Она вздрагивает, будто только что нас увидела, зачерпывает большую ложку низкокалорийного лакомства, и с секунду мне кажется, что сейчас оно полетит мне в глаз, но Офелла только отправляет ложку в рот. У нее милое, невероятно очаровательное лицо, но грусть делает его словно бы прозрачнее — светлеют глаза, белеют сжатые в тонкую нитку губы.
— Что вам нужно от меня? Я не знала, что все так будет. Это было абсолютно безопасно — в теории. Все вопросы к вашему чокнутому другу.
— Мы не собираемся нападать на тебя, подруга, — говорит Ниса. — Я вообще из другой страны, так что даже не знаю, как у вас тут в суд подают если что.
— В суд?!
— Да что ж ты нервная такая? Просто нам нужна помощь. Совсем небольшая. Ты ведь из народа воровства?
Она оборачивается в сторону фонтана, сжимает и разжимает руку, будто думая опустить ее в воду, чтобы охладить.
— Какая разница? Даже если и так, это не значит, что я нарушаю закон. Не все из нас нарушают закон. Вы меня в чем-то подозреваете?
— Ну, ты говоришь так, что любой бы подозревал, — говорит Ниса.
Тут она резко вскакивает, пятна крови на ее платье похожи на какие-то маленькие цветочки, которые расцвели в странном беспорядке. Она собирается уйти, но я говорю:
— Подожди, пожалуйста!
И, наверное, у меня получается настолько отчаянно, что ей становится неудобно уйти или любопытно остаться. Она оборачивается.
— Что?
Ее пальцы хватают пальцы на другой руке, гладят, мнут.
— Мой папа болеет, от этого мне плохо, и маме, и сестре. Мы все очень страдаем, нам нужен папа, хотя я много читал книжек, где наказывают тех, кто не умеет отпускать, я все равно не научился этого делать. Я не хочу, чтобы он уходил от меня навсегда. Я люблю его. И мне нужно ему помочь.

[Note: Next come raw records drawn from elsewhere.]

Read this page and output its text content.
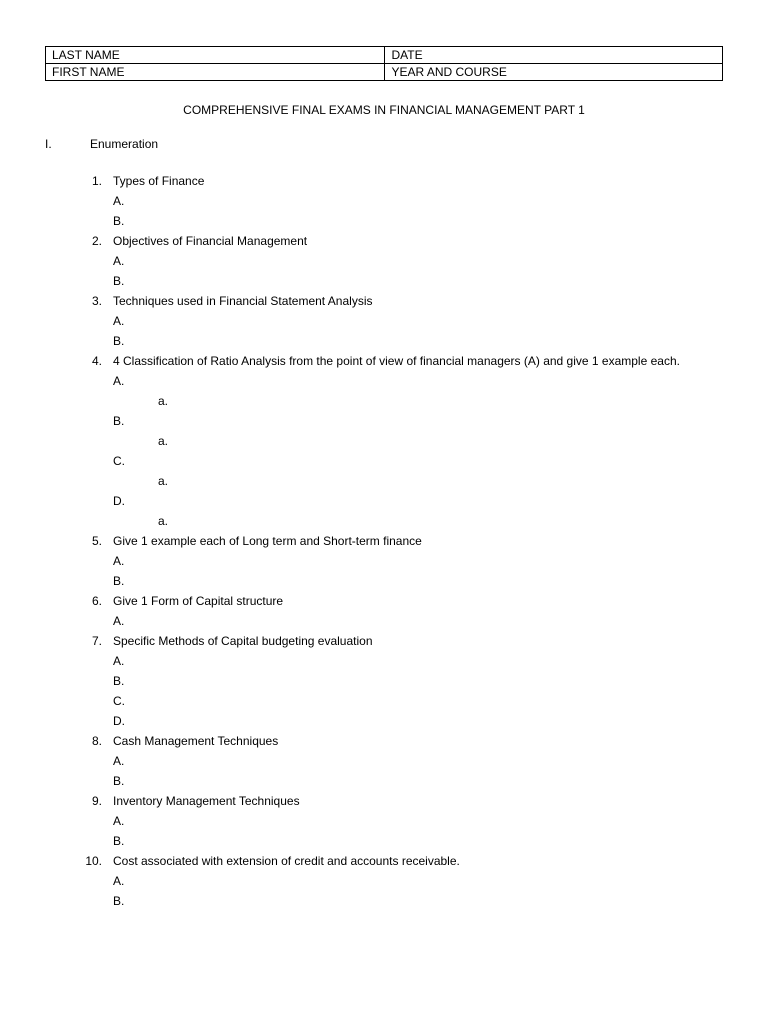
LAST NAME	DATE
FIRST NAME	YEAR AND COURSE
COMPREHENSIVE FINAL EXAMS IN FINANCIAL MANAGEMENT PART 1
I.	Enumeration
1. Types of Finance
A.
B.
2. Objectives of Financial Management
A.
B.
3. Techniques used in Financial Statement Analysis
A.
B.
4. 4 Classification of Ratio Analysis from the point of view of financial managers (A) and give 1 example each.
A.
a.
B.
a.
C.
a.
D.
a.
5. Give 1 example each of Long term and Short-term finance
A.
B.
6. Give 1 Form of Capital structure
A.
7. Specific Methods of Capital budgeting evaluation
A.
B.
C.
D.
8. Cash Management Techniques
A.
B.
9. Inventory Management Techniques
A.
B.
10. Cost associated with extension of credit and accounts receivable.
A.
B.
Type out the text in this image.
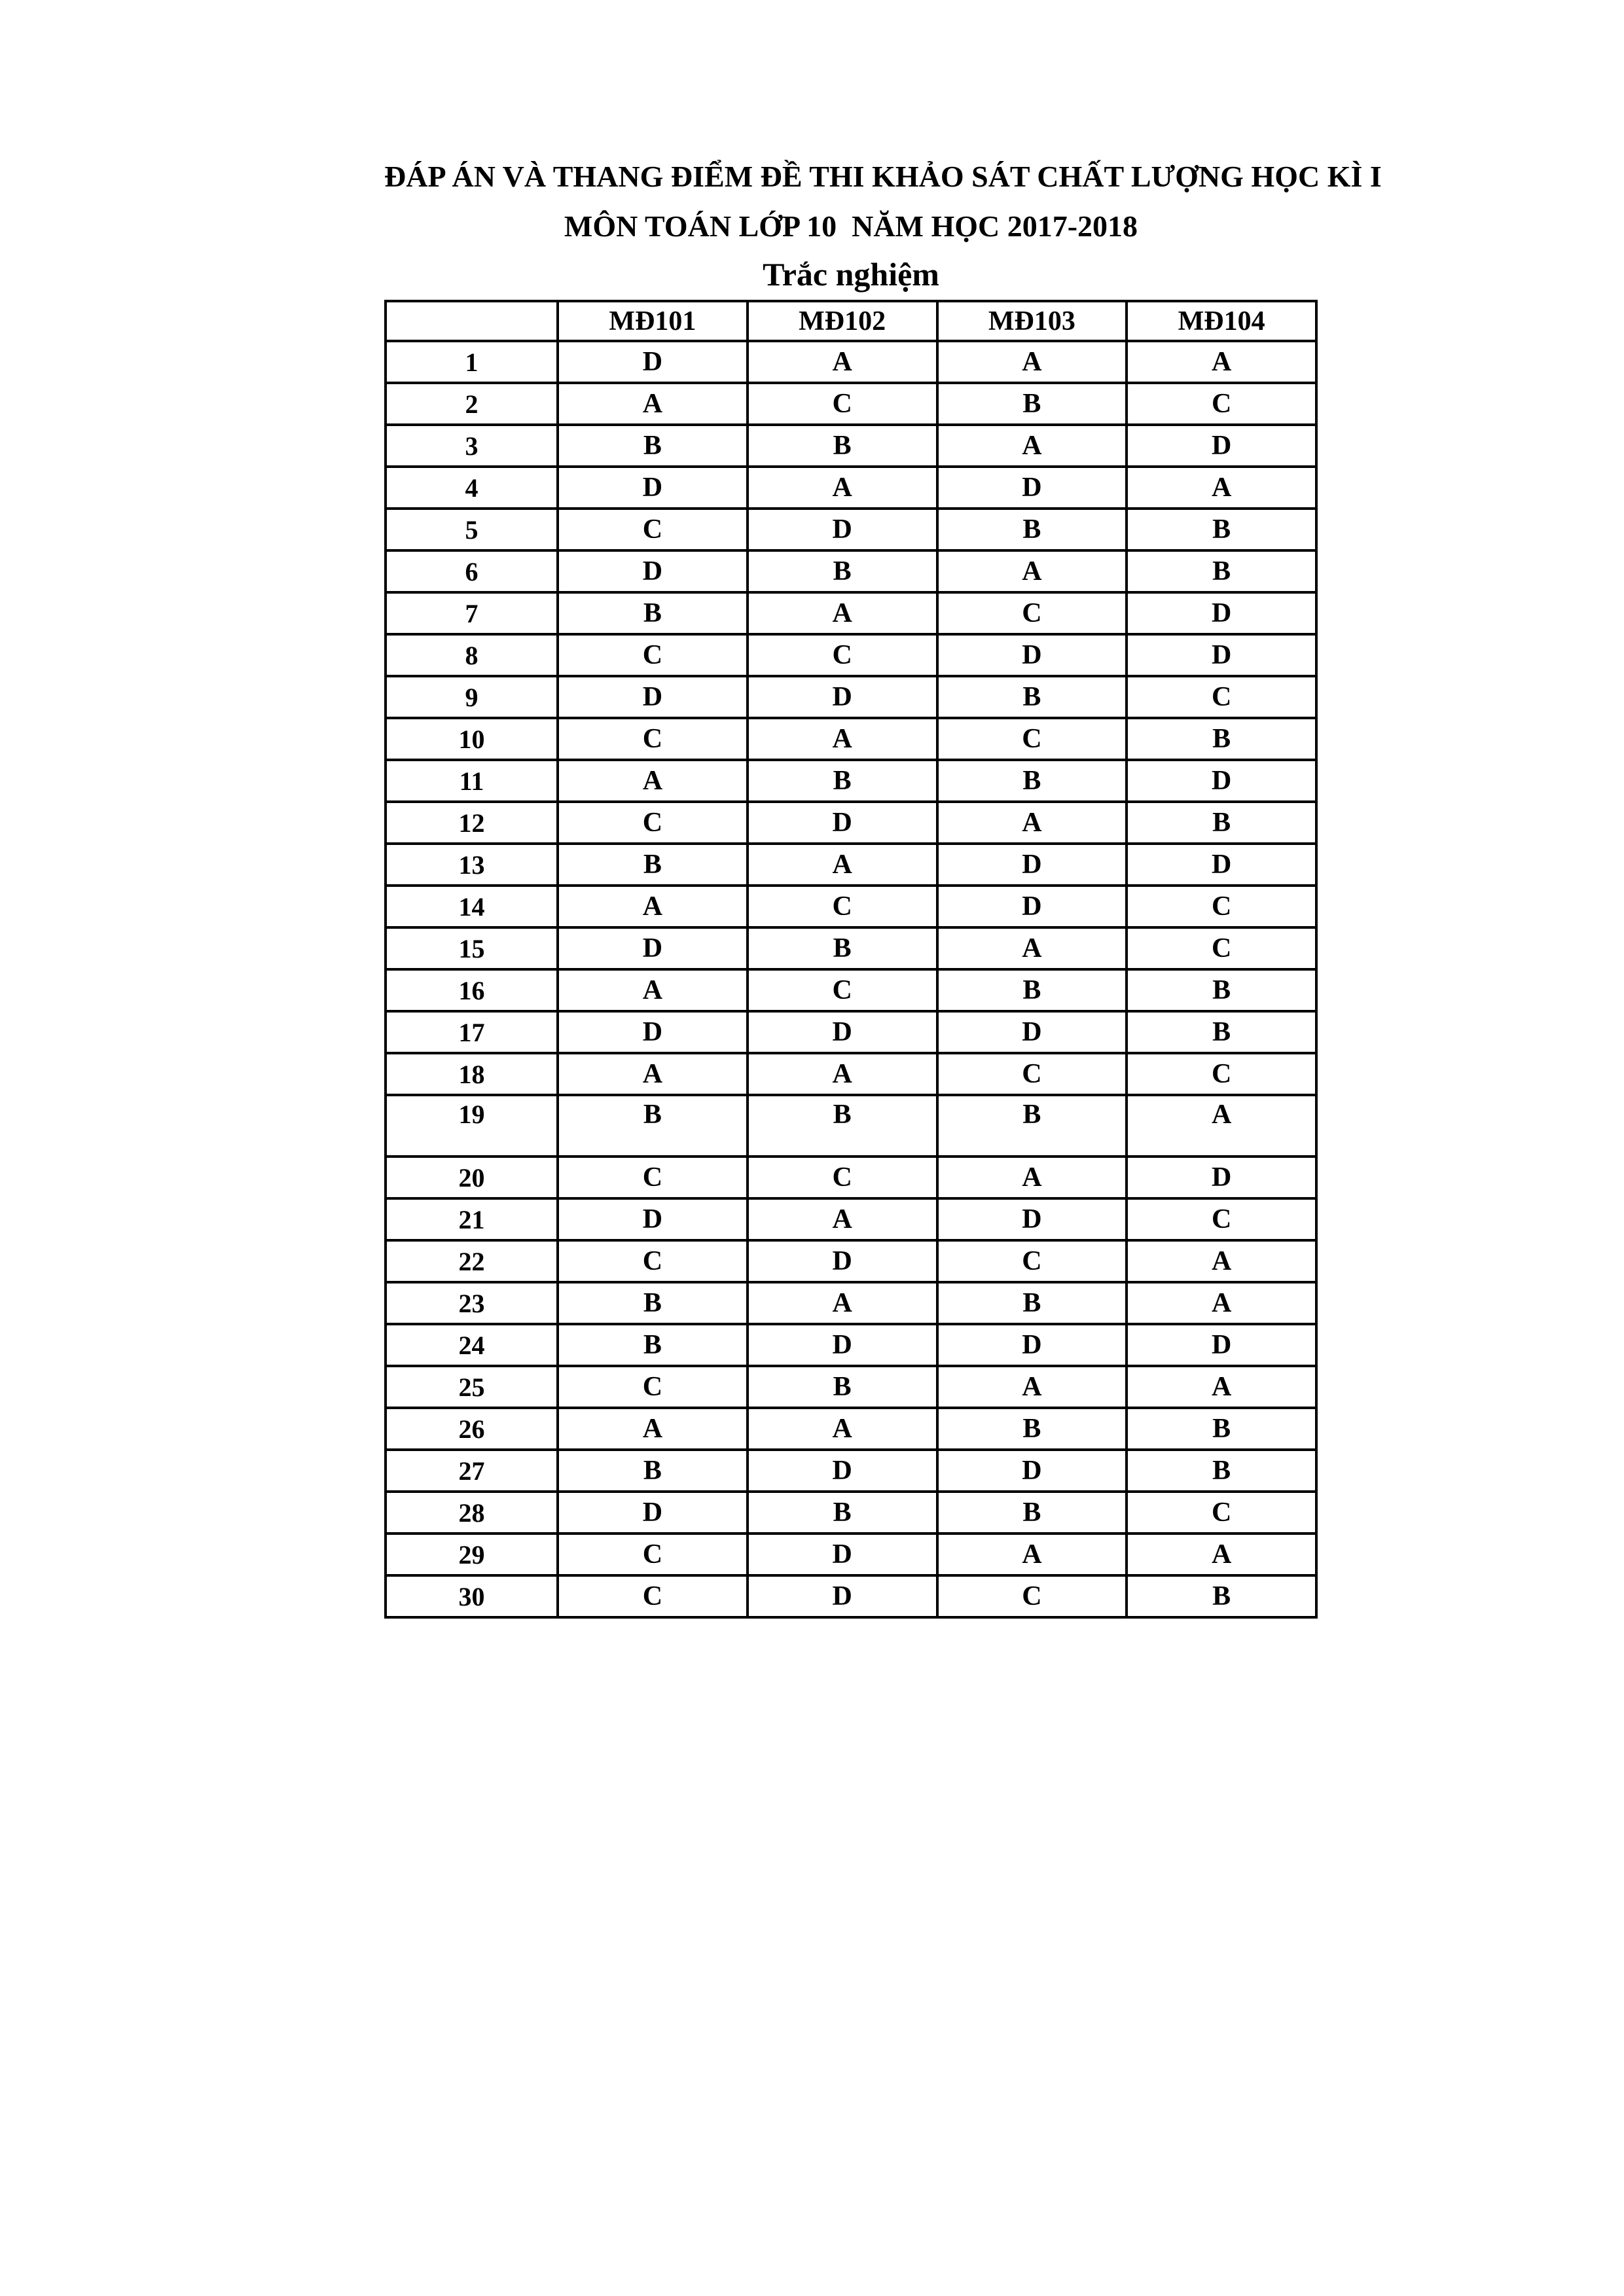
ĐÁP ÁN VÀ THANG ĐIỂM ĐỀ THI KHẢO SÁT CHẤT LƯỢNG HỌC KÌ I
MÔN TOÁN LỚP 10  NĂM HỌC 2017-2018
Trắc nghiệm
	MĐ101	MĐ102	MĐ103	MĐ104
1	D	A	A	A
2	A	C	B	C
3	B	B	A	D
4	D	A	D	A
5	C	D	B	B
6	D	B	A	B
7	B	A	C	D
8	C	C	D	D
9	D	D	B	C
10	C	A	C	B
11	A	B	B	D
12	C	D	A	B
13	B	A	D	D
14	A	C	D	C
15	D	B	A	C
16	A	C	B	B
17	D	D	D	B
18	A	A	C	C
19	B	B	B	A
20	C	C	A	D
21	D	A	D	C
22	C	D	C	A
23	B	A	B	A
24	B	D	D	D
25	C	B	A	A
26	A	A	B	B
27	B	D	D	B
28	D	B	B	C
29	C	D	A	A
30	C	D	C	B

Она явно не знает, как реагировать. Раздраженное выражение с ее лица будто смыли, а новое нарисовать забыли.
— Болеет? О, богиня, это ужасно. Пусть его бог смилостивится над ним.
— Вот и я этого хочу. Офелла, пожалуйста, я хочу найти моего бога и поговорить с ним. Мне говорили, его глаза это звезды, значит я хочу найти все остальное. И поговорить с этим.
Офелла смотрит на меня еще некоторое время, словно не может сказать ни слова, чтобы не поставить себя в дурацкое положение.